Mr. Sumwalt said pilots frequently keep autopilots and autothrottles engaged throughout landing approaches. But in the Birmingham accident, he added, investigators want "to understand what the crew was doing and what they knew" during the final few seconds of the flight.

The NTSB previously said the cockpit-voice recorder revealed that one of the pilots said the runway was "in sight" barely four seconds before the first sounds of impact.

The UPS freighter was following what is referred to as a nonprecision approach because the runway it was using wasn't equipped with a so-called glide-slope indicator. Such ground equipment, commonly used at most commercial airports, helps provide pilots with a detailed visual image of an aircraft's trajectory, particularly its descent rate and altitude in relation to potentially hazardous obstacles.

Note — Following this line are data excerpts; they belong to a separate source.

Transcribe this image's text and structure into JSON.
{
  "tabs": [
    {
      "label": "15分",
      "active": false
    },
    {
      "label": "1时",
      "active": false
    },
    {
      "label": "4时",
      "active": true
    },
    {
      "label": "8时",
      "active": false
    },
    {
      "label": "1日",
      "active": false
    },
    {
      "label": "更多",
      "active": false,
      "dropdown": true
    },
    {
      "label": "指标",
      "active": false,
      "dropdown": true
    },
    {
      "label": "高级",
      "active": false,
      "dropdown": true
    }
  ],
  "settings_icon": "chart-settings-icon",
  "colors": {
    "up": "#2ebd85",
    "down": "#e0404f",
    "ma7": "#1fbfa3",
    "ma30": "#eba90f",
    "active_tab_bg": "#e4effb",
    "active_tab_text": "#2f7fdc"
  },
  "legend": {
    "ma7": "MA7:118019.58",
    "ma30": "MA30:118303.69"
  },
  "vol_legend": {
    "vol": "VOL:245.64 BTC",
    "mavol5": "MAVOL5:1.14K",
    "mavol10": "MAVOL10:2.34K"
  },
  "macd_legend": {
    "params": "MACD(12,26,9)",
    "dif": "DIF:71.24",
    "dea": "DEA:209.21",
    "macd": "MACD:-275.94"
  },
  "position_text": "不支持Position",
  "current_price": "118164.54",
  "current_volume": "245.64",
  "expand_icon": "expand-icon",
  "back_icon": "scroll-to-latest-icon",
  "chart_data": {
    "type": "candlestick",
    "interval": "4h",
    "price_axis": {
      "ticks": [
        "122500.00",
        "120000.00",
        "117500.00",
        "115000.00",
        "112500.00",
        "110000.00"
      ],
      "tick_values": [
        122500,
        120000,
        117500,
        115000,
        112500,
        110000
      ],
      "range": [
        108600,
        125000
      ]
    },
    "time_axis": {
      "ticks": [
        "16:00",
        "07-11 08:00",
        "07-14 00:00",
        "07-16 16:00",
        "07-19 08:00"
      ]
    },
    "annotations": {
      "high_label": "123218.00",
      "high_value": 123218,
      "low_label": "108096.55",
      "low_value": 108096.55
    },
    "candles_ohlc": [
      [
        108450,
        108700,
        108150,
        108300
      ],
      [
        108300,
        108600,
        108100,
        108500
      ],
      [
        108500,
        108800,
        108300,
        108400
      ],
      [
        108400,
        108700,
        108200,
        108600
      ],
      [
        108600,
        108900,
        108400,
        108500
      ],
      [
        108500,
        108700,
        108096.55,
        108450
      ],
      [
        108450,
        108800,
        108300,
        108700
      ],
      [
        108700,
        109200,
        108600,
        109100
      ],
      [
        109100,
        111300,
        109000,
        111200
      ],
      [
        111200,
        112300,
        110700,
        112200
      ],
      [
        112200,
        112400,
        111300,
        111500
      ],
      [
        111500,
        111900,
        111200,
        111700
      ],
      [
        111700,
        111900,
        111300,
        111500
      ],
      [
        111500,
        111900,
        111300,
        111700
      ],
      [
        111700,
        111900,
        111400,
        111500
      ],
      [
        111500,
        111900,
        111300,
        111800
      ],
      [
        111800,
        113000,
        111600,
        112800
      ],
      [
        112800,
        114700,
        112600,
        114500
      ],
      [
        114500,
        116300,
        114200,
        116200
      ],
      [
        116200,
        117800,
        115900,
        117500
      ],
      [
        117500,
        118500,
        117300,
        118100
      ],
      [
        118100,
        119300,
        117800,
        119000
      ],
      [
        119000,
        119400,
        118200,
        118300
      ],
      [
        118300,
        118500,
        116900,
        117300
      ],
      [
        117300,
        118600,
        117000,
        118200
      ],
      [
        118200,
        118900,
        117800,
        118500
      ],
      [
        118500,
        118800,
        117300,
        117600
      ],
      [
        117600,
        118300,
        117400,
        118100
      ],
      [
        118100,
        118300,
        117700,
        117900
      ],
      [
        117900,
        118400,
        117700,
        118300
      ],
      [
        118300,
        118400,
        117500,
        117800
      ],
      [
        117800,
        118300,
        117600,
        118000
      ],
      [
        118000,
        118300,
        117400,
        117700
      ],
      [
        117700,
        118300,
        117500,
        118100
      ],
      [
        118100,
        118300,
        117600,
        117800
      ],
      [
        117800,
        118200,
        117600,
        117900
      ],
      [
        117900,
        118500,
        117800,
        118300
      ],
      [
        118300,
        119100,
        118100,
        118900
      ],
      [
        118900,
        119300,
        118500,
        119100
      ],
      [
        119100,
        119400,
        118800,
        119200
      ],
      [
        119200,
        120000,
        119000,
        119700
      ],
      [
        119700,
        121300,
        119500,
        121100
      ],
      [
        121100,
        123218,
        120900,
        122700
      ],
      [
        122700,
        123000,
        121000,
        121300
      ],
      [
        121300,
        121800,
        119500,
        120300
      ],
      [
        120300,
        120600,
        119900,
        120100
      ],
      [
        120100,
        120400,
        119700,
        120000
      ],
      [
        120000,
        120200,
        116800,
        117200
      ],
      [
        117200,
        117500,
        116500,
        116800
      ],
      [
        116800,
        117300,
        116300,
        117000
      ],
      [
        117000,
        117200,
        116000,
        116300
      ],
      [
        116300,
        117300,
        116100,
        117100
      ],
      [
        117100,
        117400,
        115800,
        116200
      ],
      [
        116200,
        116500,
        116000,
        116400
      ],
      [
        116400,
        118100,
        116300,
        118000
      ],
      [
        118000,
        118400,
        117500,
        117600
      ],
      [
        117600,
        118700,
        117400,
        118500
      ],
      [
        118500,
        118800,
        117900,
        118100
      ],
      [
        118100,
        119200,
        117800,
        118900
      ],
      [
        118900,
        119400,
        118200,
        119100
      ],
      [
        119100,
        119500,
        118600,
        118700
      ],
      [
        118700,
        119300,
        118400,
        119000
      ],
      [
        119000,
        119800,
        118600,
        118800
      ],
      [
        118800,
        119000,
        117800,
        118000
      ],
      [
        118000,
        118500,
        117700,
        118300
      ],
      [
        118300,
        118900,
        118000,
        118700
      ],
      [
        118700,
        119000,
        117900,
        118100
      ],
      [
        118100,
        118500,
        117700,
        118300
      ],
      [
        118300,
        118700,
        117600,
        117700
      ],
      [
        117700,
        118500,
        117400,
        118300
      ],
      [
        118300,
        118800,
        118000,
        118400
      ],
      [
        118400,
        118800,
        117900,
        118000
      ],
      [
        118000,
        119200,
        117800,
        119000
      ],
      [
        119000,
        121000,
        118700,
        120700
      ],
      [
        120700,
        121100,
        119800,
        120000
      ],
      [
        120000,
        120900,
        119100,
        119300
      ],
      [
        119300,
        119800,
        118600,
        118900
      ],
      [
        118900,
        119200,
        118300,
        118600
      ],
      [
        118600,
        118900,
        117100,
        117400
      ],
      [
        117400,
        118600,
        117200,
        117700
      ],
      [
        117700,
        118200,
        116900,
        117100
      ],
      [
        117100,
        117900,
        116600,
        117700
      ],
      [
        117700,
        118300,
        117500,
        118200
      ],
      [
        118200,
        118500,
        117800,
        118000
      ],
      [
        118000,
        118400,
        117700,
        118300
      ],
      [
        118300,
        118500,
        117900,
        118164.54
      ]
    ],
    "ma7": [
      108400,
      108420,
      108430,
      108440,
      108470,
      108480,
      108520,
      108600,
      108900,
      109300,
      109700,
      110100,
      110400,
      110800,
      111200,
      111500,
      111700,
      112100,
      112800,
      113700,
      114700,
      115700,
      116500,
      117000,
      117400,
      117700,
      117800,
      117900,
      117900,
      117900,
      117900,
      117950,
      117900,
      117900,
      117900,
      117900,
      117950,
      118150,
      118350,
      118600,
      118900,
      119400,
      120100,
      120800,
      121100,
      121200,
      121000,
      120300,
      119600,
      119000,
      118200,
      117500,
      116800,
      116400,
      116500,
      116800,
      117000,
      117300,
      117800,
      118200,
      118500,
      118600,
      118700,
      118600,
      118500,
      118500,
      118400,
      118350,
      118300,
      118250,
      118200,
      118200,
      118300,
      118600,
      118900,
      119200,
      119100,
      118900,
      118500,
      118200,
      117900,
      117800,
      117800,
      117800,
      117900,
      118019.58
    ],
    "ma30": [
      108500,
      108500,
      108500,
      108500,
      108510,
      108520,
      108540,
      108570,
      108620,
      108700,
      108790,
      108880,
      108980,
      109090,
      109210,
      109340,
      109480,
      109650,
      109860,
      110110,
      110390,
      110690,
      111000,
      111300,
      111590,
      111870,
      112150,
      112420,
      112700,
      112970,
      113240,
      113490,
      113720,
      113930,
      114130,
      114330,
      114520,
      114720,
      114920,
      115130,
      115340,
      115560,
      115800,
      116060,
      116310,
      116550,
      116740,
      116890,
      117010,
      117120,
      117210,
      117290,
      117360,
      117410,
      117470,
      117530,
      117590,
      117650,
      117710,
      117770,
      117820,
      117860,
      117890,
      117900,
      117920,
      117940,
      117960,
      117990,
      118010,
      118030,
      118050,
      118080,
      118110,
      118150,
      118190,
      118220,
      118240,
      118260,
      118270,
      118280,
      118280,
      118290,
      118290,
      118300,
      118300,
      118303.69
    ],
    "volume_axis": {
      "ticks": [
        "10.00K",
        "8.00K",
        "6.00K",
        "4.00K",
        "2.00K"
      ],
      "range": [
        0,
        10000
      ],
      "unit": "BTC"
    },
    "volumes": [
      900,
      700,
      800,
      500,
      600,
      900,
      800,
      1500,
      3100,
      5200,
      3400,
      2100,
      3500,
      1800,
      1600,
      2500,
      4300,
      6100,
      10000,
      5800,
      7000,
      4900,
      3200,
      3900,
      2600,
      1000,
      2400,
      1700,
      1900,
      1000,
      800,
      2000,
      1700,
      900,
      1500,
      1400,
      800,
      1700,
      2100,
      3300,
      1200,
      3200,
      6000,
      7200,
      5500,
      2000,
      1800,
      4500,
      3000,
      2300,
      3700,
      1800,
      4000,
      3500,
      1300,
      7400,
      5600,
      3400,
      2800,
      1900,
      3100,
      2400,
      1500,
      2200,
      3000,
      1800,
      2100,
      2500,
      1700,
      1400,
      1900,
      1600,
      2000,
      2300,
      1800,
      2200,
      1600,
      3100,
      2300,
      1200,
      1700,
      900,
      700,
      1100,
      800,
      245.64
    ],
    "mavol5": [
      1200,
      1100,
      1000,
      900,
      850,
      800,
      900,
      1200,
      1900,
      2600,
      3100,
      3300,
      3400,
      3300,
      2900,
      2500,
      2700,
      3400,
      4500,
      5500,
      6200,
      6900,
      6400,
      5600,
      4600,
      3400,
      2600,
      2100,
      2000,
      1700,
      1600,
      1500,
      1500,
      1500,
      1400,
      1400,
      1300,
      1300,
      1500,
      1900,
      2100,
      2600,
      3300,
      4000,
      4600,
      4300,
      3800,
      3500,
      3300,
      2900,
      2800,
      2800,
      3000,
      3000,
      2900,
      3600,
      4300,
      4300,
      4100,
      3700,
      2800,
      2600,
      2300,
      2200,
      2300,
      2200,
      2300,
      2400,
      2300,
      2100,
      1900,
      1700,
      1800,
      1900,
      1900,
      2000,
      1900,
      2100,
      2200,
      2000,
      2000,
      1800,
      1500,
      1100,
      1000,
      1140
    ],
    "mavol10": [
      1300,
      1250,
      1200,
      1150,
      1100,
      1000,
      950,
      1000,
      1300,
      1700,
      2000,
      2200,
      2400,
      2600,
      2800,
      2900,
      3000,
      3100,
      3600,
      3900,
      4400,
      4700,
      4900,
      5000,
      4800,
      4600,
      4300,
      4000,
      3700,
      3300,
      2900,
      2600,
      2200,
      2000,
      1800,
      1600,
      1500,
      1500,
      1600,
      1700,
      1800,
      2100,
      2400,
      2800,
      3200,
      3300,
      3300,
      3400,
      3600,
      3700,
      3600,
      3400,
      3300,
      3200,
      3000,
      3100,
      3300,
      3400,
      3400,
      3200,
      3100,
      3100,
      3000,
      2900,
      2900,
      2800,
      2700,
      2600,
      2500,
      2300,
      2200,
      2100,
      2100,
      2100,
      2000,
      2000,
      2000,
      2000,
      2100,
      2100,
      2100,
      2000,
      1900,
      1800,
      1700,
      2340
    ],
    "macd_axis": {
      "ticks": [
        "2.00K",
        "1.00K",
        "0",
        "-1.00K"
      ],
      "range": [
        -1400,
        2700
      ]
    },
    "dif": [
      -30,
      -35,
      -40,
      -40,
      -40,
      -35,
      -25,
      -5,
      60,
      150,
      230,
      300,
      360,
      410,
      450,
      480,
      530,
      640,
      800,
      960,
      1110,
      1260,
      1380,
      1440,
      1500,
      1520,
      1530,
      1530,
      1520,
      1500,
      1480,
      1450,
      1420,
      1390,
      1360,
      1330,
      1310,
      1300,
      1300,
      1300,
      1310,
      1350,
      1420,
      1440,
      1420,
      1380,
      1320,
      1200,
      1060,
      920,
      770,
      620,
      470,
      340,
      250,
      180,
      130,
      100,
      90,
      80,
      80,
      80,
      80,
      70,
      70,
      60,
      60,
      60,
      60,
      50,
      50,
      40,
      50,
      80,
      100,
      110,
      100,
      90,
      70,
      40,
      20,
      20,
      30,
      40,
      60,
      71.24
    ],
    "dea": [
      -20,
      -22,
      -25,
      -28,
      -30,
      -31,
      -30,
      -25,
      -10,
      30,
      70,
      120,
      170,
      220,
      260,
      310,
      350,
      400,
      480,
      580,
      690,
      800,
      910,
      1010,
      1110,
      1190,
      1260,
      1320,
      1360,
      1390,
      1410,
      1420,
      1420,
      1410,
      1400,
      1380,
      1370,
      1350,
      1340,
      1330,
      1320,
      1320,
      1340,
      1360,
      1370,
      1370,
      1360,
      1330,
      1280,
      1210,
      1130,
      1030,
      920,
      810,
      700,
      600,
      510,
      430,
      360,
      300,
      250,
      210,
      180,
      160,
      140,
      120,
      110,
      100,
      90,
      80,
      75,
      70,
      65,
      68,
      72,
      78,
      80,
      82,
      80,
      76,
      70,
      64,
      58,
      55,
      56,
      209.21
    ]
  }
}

Since early July, three jetliners have been involved in high-profile accidents in the U.S at the end of visual or nonprecision approaches to runways. In response to a question about potential similarities between those crashes, Mr. Sumwalt said that after collecting the facts of the Birmingham crash, NTSB experts will "look to see if there are wider systems issues that need to be addressed."